Mientras el agnóstico es indiferente a cualquier expresión religiosa, el ateo es rabiosamente hostil a ellas. En España, aunque hoy se esconda bajo la aparente liberalidad del término «laicista», no es menos agresivo y airado que en otras épocas o lugares. Para el ateo, la religión es, primero, la causa pasada que explica los males de una sociedad, desde el atraso educativo al maltrato doméstico; segundo, la cree un tipo de engaño, individual o social, pero un camelo en cualquier caso, y tercero, el ateo o cristófobo –que vienen a ser lo mismo– considera la religión un freno para las posibilidades reales de un país.
Eso le lleva, primero, a destruir el pasado histórico tradicional religioso; segundo, a eliminar de la educación y la cultura las expresiones religiosas, y tercero, a expulsar al cristianismo de la vida pública.

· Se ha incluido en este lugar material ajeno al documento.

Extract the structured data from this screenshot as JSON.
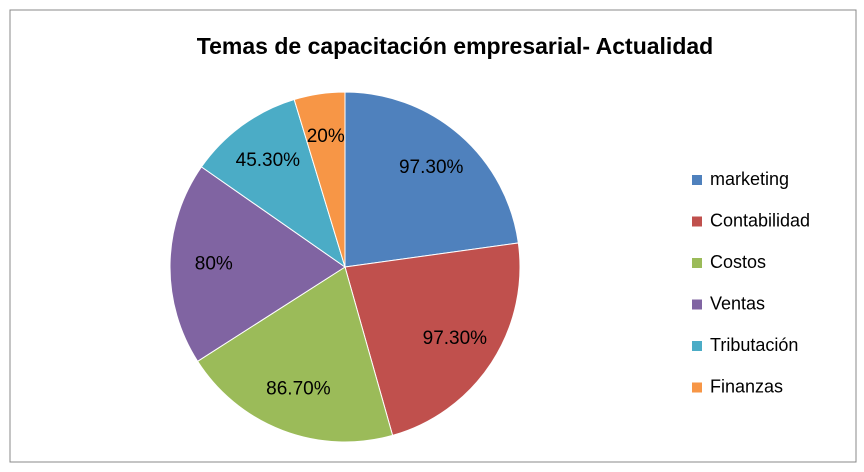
{
  "chart_data": {
    "type": "pie",
    "title": "Temas de capacitación empresarial- Actualidad",
    "categories": [
      "marketing",
      "Contabilidad",
      "Costos",
      "Ventas",
      "Tributación",
      "Finanzas"
    ],
    "values": [
      97.3,
      97.3,
      86.7,
      80,
      45.3,
      20
    ],
    "value_labels": [
      "97.30%",
      "97.30%",
      "86.70%",
      "80%",
      "45.30%",
      "20%"
    ],
    "colors": [
      "#4f81bd",
      "#c0504d",
      "#9bbb59",
      "#8064a2",
      "#4bacc6",
      "#f79646"
    ],
    "legend": "right"
  }
}
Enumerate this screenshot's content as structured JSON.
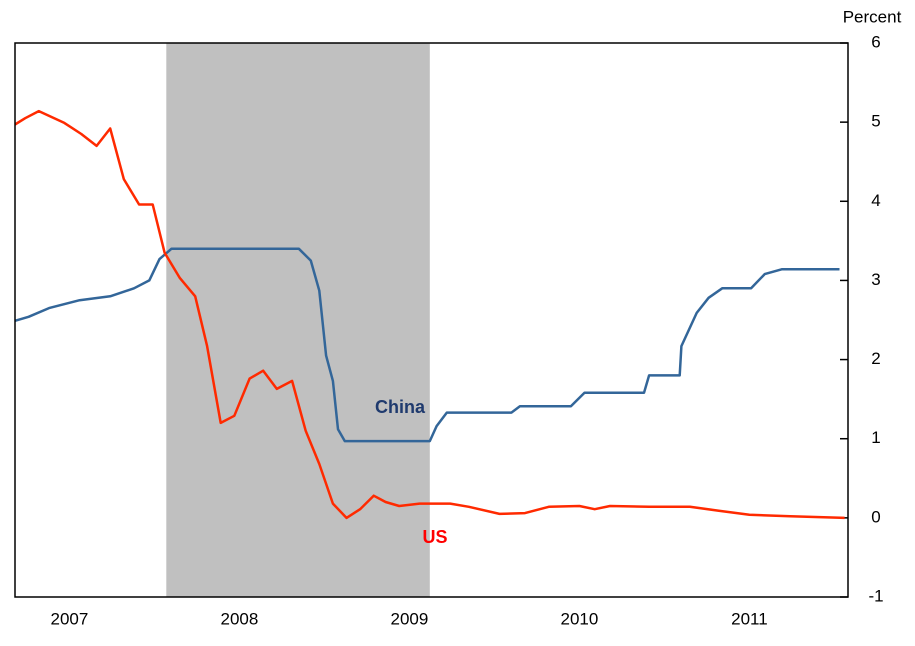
{
  "chart_data": {
    "type": "line",
    "y_label": "Percent",
    "xlim": [
      2007.18,
      2012.08
    ],
    "xticks": [
      {
        "value": 2007.5,
        "label": "2007"
      },
      {
        "value": 2008.5,
        "label": "2008"
      },
      {
        "value": 2009.5,
        "label": "2009"
      },
      {
        "value": 2010.5,
        "label": "2010"
      },
      {
        "value": 2011.5,
        "label": "2011"
      }
    ],
    "ylim": [
      -1,
      6
    ],
    "yticks": [
      -1,
      0,
      1,
      2,
      3,
      4,
      5,
      6
    ],
    "shade": [
      2008.07,
      2009.62
    ],
    "shade_color": "#c0c0c0",
    "series": [
      {
        "name": "China",
        "color": "#336699",
        "label_color": "#1f3a6e",
        "x": [
          2007.18,
          2007.26,
          2007.38,
          2007.56,
          2007.74,
          2007.88,
          2007.97,
          2008.03,
          2008.1,
          2008.85,
          2008.92,
          2008.97,
          2009.01,
          2009.05,
          2009.08,
          2009.12,
          2009.62,
          2009.66,
          2009.72,
          2010.1,
          2010.15,
          2010.45,
          2010.53,
          2010.88,
          2010.91,
          2011.09,
          2011.1,
          2011.19,
          2011.26,
          2011.34,
          2011.51,
          2011.59,
          2011.69,
          2012.03
        ],
        "values": [
          2.49,
          2.54,
          2.65,
          2.75,
          2.8,
          2.9,
          3.0,
          3.27,
          3.4,
          3.4,
          3.25,
          2.87,
          2.05,
          1.73,
          1.12,
          0.97,
          0.97,
          1.16,
          1.33,
          1.33,
          1.41,
          1.41,
          1.58,
          1.58,
          1.8,
          1.8,
          2.17,
          2.59,
          2.78,
          2.9,
          2.9,
          3.08,
          3.14,
          3.14
        ]
      },
      {
        "name": "US",
        "color": "#ff2a00",
        "label_color": "#ff0000",
        "x": [
          2007.18,
          2007.24,
          2007.32,
          2007.47,
          2007.57,
          2007.66,
          2007.74,
          2007.82,
          2007.91,
          2007.99,
          2008.06,
          2008.15,
          2008.24,
          2008.31,
          2008.39,
          2008.47,
          2008.56,
          2008.64,
          2008.72,
          2008.81,
          2008.89,
          2008.97,
          2009.05,
          2009.13,
          2009.21,
          2009.29,
          2009.36,
          2009.44,
          2009.56,
          2009.74,
          2009.85,
          2010.03,
          2010.18,
          2010.32,
          2010.5,
          2010.59,
          2010.68,
          2010.91,
          2011.15,
          2011.32,
          2011.5,
          2011.74,
          2012.06
        ],
        "values": [
          4.97,
          5.05,
          5.14,
          4.99,
          4.85,
          4.7,
          4.92,
          4.28,
          3.96,
          3.96,
          3.35,
          3.03,
          2.8,
          2.17,
          1.2,
          1.29,
          1.76,
          1.86,
          1.63,
          1.73,
          1.1,
          0.68,
          0.18,
          0,
          0.11,
          0.28,
          0.2,
          0.15,
          0.18,
          0.18,
          0.14,
          0.05,
          0.06,
          0.14,
          0.15,
          0.11,
          0.15,
          0.14,
          0.14,
          0.09,
          0.04,
          0.02,
          0
        ]
      }
    ]
  }
}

Es lo que se propaga desde determinadas élites progresistas: ubicadas en medios de comunicación, cátedras, rectorados o productoras televisivas, caricaturizan, deforman y criminalizan a la Iglesia, los curas, los creyentes.
Discurso del odio, de la inquina y de la rabia, que tiene su continuación en la calle: ¿hay algo más lógico que asaltar capillas o atacar iglesias si, a fin de cuentas, representan el atraso, la oscuridad y la represión?
Los creyentes tienen una ventaja que no deben desaprovechar: el ateísmo en España, por muy agresivo y poderoso que sea en partidos políticos y medios de comunicación, es una minúscula minoría ante los millones de creyentes practicantes, muchos más que no lo son, y muchísimos más que se identifican con una cultura y una tradición, que siente suya.
Por eso su gran baza en esta ofensiva contra ellos es hacer visible el carácter cristiano de la nación española, el apego a sus costumbres religiosas y su voluntad de seguir siendo como lo han sido sus antepasados durante siglos.